Clara avait essayé de me joindre plusieurs fois, car elle s'inquiétait. C'était entièrement ma faute. Depuis notre réconciliation du mercredi, je ne l'avais pas tenue au courant. Je lui ai envoyé un texto pour la rassurer et je lui ai proposé d'aller dîner plus tard dans la soirée. Elle a accepté.
C'est vers 20h00 que j'ai reçu un nouvel appel de Pierre. Quand j'ai vu son nom s'afficher sur l'écran de mon téléphone, je me suis figée. Il m'a envoyé plusieurs textos, mais ce n'est qu'après sa sixième tentative pour me joindre que j'ai fini par répondre.
- Viens, vite, m'a-t-il simplement dit d'une voix tremblante.
J'ai le souvenir d'avoir compris immédiatement ce qu'il s'était passé, mais sans en prendre la réelle mesure. J'ai fermé les yeux et j'ai inspiré profondément avant d'exploser et d'envoyer au sol tout ce qu'il y avait sur mon bureau.
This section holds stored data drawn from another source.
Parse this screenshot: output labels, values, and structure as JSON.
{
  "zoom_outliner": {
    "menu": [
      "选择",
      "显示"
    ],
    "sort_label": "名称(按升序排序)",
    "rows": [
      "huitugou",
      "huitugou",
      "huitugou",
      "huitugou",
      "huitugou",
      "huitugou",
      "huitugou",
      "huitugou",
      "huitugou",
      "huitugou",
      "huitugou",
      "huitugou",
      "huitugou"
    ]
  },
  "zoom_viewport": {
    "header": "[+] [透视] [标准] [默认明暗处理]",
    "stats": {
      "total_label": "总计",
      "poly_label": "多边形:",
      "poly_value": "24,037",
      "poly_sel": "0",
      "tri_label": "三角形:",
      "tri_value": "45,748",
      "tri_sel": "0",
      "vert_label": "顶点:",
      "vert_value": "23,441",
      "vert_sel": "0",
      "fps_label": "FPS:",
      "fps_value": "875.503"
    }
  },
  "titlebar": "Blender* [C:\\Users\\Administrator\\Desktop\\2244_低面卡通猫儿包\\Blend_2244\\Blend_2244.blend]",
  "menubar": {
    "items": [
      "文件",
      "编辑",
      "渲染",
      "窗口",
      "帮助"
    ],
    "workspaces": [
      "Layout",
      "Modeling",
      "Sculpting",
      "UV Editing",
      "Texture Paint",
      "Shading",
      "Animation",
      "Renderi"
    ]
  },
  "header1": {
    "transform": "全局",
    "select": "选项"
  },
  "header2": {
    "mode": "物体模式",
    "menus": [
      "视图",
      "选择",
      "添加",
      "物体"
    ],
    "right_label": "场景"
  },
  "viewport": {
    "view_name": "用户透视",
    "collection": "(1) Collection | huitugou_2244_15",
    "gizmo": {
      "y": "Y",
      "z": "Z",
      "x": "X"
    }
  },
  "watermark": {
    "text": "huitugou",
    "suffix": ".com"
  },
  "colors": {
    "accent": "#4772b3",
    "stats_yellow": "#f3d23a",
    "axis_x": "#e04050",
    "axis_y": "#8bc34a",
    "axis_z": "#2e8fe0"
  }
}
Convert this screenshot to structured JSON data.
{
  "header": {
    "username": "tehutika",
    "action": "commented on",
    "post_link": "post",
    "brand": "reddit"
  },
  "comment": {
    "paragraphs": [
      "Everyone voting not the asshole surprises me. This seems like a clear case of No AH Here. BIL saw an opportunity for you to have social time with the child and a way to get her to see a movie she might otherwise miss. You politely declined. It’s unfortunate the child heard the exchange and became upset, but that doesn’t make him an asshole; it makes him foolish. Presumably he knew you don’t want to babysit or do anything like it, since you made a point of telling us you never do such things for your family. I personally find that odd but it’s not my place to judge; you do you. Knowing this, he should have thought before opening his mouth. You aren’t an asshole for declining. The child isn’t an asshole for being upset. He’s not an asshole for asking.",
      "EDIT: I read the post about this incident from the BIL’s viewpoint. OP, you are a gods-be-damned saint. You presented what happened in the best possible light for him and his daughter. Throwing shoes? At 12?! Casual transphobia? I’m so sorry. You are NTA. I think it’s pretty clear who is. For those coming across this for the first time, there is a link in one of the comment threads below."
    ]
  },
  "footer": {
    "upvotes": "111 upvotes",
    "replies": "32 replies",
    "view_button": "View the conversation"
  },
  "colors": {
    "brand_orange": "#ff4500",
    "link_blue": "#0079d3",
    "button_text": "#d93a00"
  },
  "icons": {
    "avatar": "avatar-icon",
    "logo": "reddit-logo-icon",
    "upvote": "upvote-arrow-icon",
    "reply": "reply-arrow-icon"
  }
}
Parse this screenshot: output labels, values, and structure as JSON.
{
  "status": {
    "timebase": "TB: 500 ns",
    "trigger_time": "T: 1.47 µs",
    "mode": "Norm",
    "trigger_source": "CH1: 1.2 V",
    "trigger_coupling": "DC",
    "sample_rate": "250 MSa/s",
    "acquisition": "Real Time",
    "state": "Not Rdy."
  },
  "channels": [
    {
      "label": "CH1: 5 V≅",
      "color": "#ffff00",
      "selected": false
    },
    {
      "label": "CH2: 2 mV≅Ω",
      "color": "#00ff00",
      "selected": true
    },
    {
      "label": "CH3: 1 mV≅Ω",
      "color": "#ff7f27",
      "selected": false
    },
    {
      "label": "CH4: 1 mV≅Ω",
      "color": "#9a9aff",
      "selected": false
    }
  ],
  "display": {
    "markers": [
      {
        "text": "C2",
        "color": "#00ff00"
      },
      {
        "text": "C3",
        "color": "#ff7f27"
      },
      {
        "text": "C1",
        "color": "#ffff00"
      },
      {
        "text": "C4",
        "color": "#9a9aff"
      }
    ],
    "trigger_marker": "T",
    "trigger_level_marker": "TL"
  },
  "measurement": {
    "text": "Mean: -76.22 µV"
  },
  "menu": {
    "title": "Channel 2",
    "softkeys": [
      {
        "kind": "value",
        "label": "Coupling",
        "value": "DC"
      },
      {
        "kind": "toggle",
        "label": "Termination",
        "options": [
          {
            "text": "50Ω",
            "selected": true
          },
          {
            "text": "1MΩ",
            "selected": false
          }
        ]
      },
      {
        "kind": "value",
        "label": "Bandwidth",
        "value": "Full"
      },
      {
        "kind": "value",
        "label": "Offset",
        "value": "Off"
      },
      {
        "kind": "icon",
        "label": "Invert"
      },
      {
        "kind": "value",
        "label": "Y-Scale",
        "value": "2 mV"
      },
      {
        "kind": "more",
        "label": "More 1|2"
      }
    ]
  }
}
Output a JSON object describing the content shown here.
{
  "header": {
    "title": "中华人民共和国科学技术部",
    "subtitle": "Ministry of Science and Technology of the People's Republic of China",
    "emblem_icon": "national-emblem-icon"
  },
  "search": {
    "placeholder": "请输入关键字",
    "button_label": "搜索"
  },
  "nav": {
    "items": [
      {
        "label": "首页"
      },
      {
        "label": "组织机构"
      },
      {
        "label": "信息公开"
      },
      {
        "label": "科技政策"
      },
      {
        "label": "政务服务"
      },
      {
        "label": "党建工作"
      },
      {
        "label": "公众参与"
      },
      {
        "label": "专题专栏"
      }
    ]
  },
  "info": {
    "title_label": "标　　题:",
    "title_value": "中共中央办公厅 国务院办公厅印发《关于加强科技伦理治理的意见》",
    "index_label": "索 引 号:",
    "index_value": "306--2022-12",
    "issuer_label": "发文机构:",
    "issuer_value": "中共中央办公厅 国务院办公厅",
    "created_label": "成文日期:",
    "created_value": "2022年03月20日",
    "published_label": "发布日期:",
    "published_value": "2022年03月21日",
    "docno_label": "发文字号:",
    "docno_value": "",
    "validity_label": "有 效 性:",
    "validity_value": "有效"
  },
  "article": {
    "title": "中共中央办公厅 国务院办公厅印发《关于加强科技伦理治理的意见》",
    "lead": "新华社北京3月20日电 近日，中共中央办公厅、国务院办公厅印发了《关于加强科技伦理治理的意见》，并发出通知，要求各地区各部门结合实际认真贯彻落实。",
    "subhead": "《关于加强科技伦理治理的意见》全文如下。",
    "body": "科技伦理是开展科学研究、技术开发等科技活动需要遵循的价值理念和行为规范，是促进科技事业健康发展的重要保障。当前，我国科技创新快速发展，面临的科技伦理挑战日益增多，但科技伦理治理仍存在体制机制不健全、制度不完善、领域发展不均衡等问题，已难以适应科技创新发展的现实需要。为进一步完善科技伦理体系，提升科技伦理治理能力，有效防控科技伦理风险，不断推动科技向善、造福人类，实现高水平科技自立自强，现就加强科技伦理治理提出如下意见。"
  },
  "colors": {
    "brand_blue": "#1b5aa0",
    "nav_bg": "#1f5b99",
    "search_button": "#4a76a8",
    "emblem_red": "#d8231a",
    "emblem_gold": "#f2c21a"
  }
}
Pierre n'avait pas eu besoin de le préciser. Je savais que l'adresse où il voulait que je le retrouve était encore la même. Qu'il y avait encore eu des morts. Encore des suicides. Ce que j'allais voir par la suite dépasserait l'entendement et resterait à jamais gravé dans ma mémoire.
En arrivant sur place, j'ai été impressionnée par le nombre de véhicules de police, d'ambulances et de camions de pompier qui encerclaient l'immeuble. Le quartier tout entier avait été bouclé et mis en quarantaine. Un cordon de sécurité empêchait qui que ce soit d'avancer sans autorisation et des techniciens en combinaison biochimique évacuaient les habitants. Ils les rassemblaient dans des bus pour les transporter vers un centre d'hébergement d'urgence.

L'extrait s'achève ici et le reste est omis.